Had a conversation with a friend about delimited, composable continuations again. Previously, I've linked to some papers about delimited continuations. Here are two important ones:
Representing Monads: We show that any monad whose unit and extension operations are expressible as purely functional terms can be embedded in a call-by-value language with "composable continuations". As part of the development, we extend Meyer and Wand's characterization of the relationship between continuation-passing and direct style to one for continuation-passing vs. general "monadic" style. We further show that the composable continuations construct can itself be represented using ordinary, non-composable first-class continuations and a single piece of state. Thus, in the presence of two specific computational effects -- storage and escapes -- any expressible monadic structure (e.g., nondeterminism as represented by the list monad) can be added as a purely definitional extension, without requiring a reinterpretation of the whole language. The paper includes an implementation of the construction (in Standard ML with some New Jersey extensions) and several examples.
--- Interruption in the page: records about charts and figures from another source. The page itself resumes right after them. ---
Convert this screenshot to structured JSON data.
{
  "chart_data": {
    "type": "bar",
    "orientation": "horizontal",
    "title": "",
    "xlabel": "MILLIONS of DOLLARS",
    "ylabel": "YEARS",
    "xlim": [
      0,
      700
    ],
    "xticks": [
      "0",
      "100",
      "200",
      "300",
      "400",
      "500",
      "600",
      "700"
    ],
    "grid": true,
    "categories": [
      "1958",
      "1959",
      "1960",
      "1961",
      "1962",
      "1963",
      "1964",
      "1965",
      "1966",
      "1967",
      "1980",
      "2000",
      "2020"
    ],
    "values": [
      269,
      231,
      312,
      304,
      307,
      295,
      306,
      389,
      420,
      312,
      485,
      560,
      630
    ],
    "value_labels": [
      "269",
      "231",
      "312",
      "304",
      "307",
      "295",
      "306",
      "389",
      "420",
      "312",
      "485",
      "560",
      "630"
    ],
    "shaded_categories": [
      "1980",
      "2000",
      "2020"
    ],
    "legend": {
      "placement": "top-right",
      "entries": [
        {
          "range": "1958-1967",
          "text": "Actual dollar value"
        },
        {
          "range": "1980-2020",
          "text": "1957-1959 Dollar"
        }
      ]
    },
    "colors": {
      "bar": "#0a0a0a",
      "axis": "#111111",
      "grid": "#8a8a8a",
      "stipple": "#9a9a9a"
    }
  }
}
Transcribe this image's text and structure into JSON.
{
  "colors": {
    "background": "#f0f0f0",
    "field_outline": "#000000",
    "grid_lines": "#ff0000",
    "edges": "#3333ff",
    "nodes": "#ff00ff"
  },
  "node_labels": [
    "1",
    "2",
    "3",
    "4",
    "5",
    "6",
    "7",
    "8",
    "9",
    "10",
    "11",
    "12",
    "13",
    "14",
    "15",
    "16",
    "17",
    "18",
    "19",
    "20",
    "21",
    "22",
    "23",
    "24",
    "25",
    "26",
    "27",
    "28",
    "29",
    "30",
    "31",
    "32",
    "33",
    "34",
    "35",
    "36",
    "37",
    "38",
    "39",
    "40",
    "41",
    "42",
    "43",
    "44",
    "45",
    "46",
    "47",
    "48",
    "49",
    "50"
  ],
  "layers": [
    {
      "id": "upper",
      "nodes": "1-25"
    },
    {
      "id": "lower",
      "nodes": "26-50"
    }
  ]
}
A monadic framework for delimited continuations: Delimited continuations are more expressive than traditional abortive continuations and they apparently seem to require a framework beyond traditional continuation-passing style (CPS). We show that this is not the case: standard CPS is sufficient to explain the common control operators for delimited continuations. We demonstrate this fact and present an implementation as a Scheme library. We then investigate a typed account of delimited continuations that makes explicit where control effects can occur. This results in a monadic framework for typed and encapsulated delimited continuations which we design and implement as a Haskell library.
I've blogged about the API and hair-raising example offered in this paper before.